期待値で鯨になる

米国株・ETF・投資信託で資産を育てる合理主義投資ブログ。低コストという名の餌で巨大な鯨へ育てる観測日記。

VYM/VTI分配金報告と愚行の反省

💰VYM/VTIからの入金、そして次なる非合理への誘惑

VYMとVTIから、ようやくお小遣いが振り込まれた。数字だけ見れば、51.68ドルと75.96ドル。合計で127.64ドルか。冷静な私の分析では、これは市場が私に「大人しくしててね」と渡した、「不労所得」という名の賄賂にしか見えない。

それにしても、VOOは毎度入金が遅い。まるで、役所の窓口で書類がどこかへ消えるかのように遅い。優良なETFであっても処理が遅延するというのは、デジタル時代の合理性からかけ離れている。もはや、この遅延はVOOの個性だと諦めるしかない。

過去の非効率と現在の矛盾:円の愚かさ

2017年からVOO、VYM、VTIに投資を開始し、現在までに400万円ほど預けている。過去から積み上げた規律ある行動の結果、今がある……はずなのだが。

昨年9月頃から買い増しを始めた資金が、円ベースで30万円ほどのプラスになっている現状は、純粋なファンドの上昇によるものなのか、それとも円安という非合理的な為替変動の恩恵なのか、判別が難しい。多分、いや、間違いなく後者の影響が大きいのだろう。私が賢くて儲けたのではなく、円が自爆してくれたおかげ、というシニカルな見方をするのが、最も謙虚で正しい態度だ。

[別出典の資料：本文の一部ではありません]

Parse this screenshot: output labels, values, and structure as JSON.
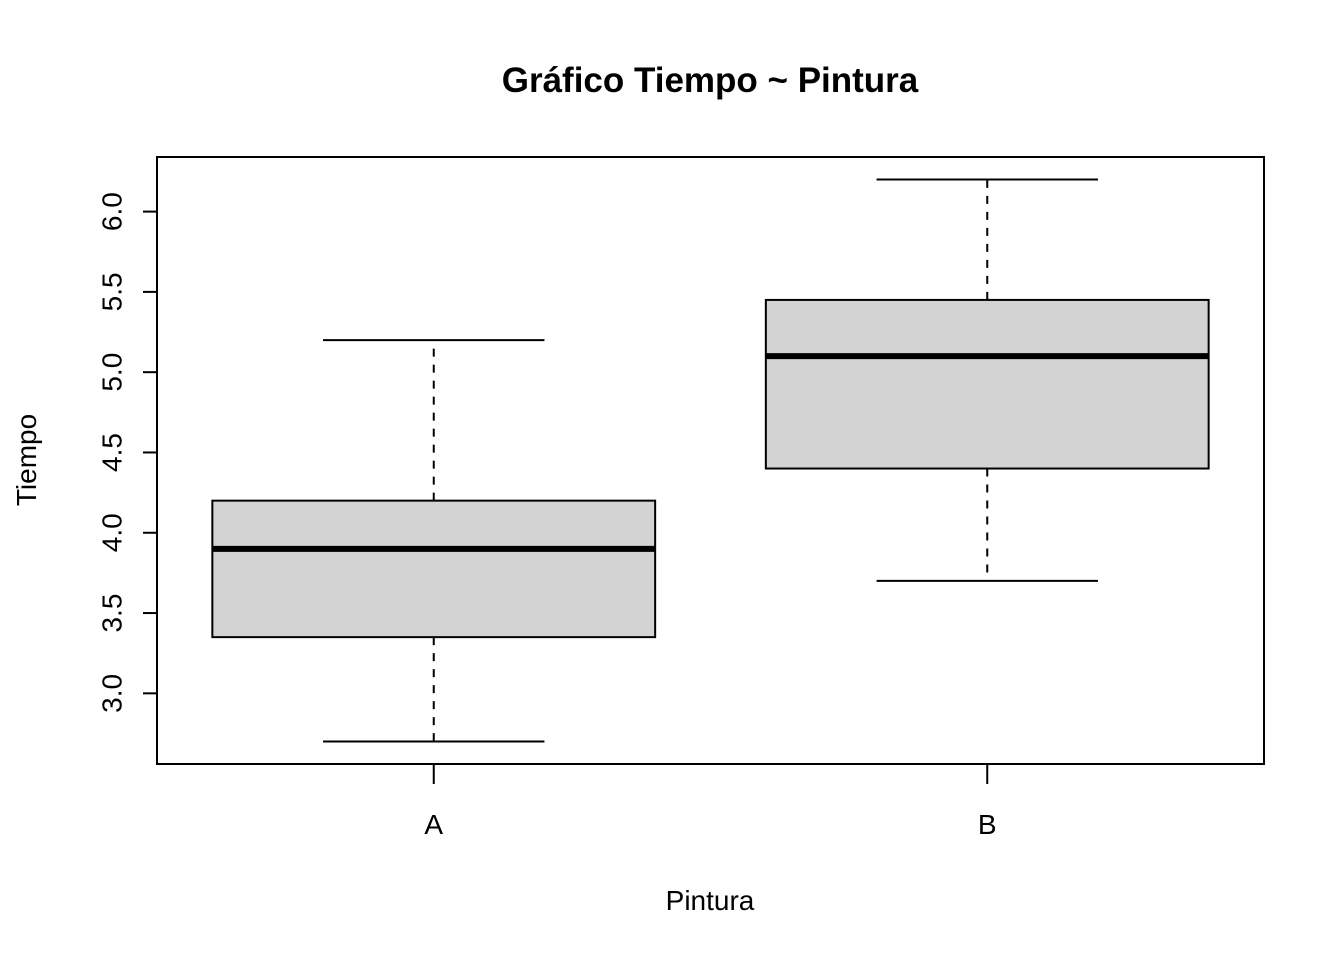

去年迷いながらも購入に踏み切ったのは、結果として「良かった」と評価できる。私自身の頭の中の理性と衝動が繰り広げた、世紀の消耗戦は、**最終的に為替という外部要因のチートによって**良い結果を生んだ。

次なる愚行の予兆:分配金は「失敗の燃料」か?

一番多く保有しているのはVTI。市場全体への分散投資という、最も退屈で最も合理的、ゆえに褒められるべき選択だ。

さて、問題はここからだ。この分配金、何に使うか悩んでいる、だと?

私は前回、「アルトリア(MO)を買って失敗した」という、投資におけるコントのような愚行を完全に記録している。にもかかわらず、再び高配当に釣られて個別株への衝動に駆られている。この小金を新たな「失敗への切符」にしようという、この私自身の熱意には、もはやユーモラスな感動すら覚える。

理性的な投資家である私自身が、また非合理的な衝動に駆られている。冷静に考えれば、この分配金は再投資してVTIの保有量を増やし、私の資産を最も安全かつ退屈な方法で太らせるのが合理的だ。

しかし、私の脳内では今、衝動的な悪魔が囁いている。「前回失敗したからこそ、今回は成功するかもしれないぞ。二度あることは三度あるっていうだろ?(逆だ!)」と。この悪魔の囁きに、私は今回こそ抗えるのだろうか。まあ、失敗したら、またこうしてシニカルな記事を書くためのネタが増えるだけだ。それもまた、一つの投資と言えるかもしれない(と、自分に言い訳してみる)。